208-227 Molecular Biology of Food Microorganisms

Availability

Gilbert Chandler campus

Credit Points

12.5

Coordinator

Prof Alan Hillier

Corequisites

208-216 Food Microbiology.

Semester

2 (view timetable)

Contact

Thirty-six hours of lectures and 24 hours of practicals and demonstrations

Subject Description

Microbes have been used in the food industry for centuries to extend shelf life and confer traits that alter the flavour, texture or nutritional value of the starting food materials. Improving the capability of microbes to perform their function has changed from natural selection of strains to targeted improvement through mutagenesis and the application of molecular biology techniques. This subject will provide an understanding of the principles involved in strain improvement and will include fundamentals of regulation and deregulation of biochemical pathways in microbes; mutagenesis and strain improvement methods; basic molecular biology techniques and their application in altering carbon flow in bacteria or protein synthesis; and current examples of manipulation of microbes and their use in the food industry.

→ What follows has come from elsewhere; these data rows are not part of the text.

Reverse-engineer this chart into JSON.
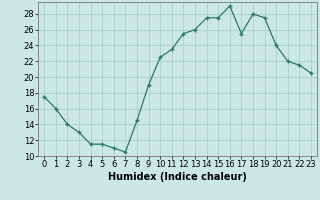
{
  "x": [
    0,
    1,
    2,
    3,
    4,
    5,
    6,
    7,
    8,
    9,
    10,
    11,
    12,
    13,
    14,
    15,
    16,
    17,
    18,
    19,
    20,
    21,
    22,
    23
  ],
  "y": [
    17.5,
    16.0,
    14.0,
    13.0,
    11.5,
    11.5,
    11.0,
    10.5,
    14.5,
    19.0,
    22.5,
    23.5,
    25.5,
    26.0,
    27.5,
    27.5,
    29.0,
    25.5,
    28.0,
    27.5,
    24.0,
    22.0,
    21.5,
    20.5
  ],
  "line_color": "#2a7a65",
  "marker": "+",
  "bg_color": "#cce8e4",
  "grid_color": "#aacfcc",
  "xlabel": "Humidex (Indice chaleur)",
  "xlim": [
    -0.5,
    23.5
  ],
  "ylim": [
    10,
    29.5
  ],
  "yticks": [
    10,
    12,
    14,
    16,
    18,
    20,
    22,
    24,
    26,
    28
  ],
  "xticks": [
    0,
    1,
    2,
    3,
    4,
    5,
    6,
    7,
    8,
    9,
    10,
    11,
    12,
    13,
    14,
    15,
    16,
    17,
    18,
    19,
    20,
    21,
    22,
    23
  ],
  "label_fontsize": 7,
  "tick_fontsize": 6
}
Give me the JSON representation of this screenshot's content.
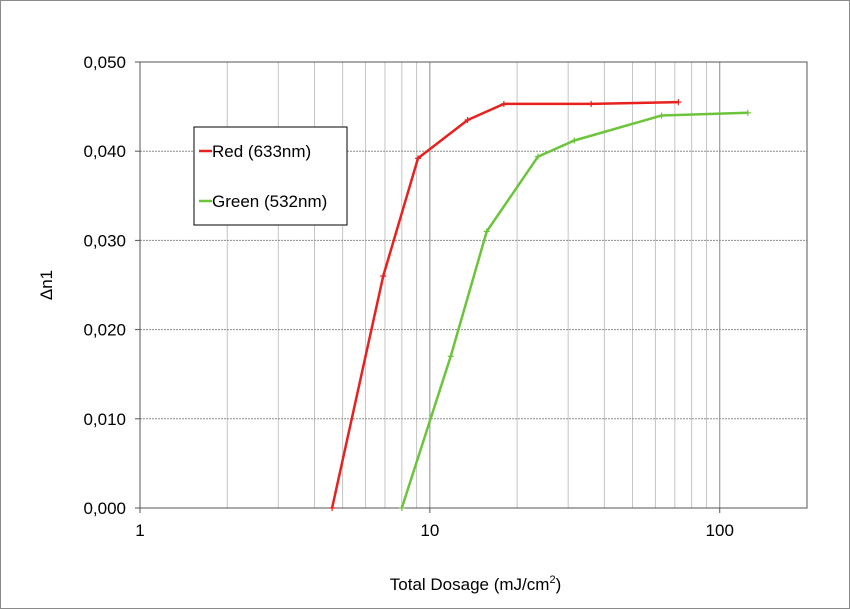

On completion of this subject, students should be able to:

  • describe how genes are regulated in microbes and the results of deregulation of these to produce particular traits, using classical mutagenesis or molecular genetic approaches;

  • develop strategies for improving the performance of food microbes, based on models used currently in the food industry;

  • understand the principles of molecular biology as applied to strain improvement for particular outcomes in the food industry; and

  • source and analyse information from protein and DNA databases.

Assessment

One 2-hour examination (40% of final marks), one on-line practical examination (20%), one assignment, maximum 3000 words (20%) and preparation of practical reports (20%).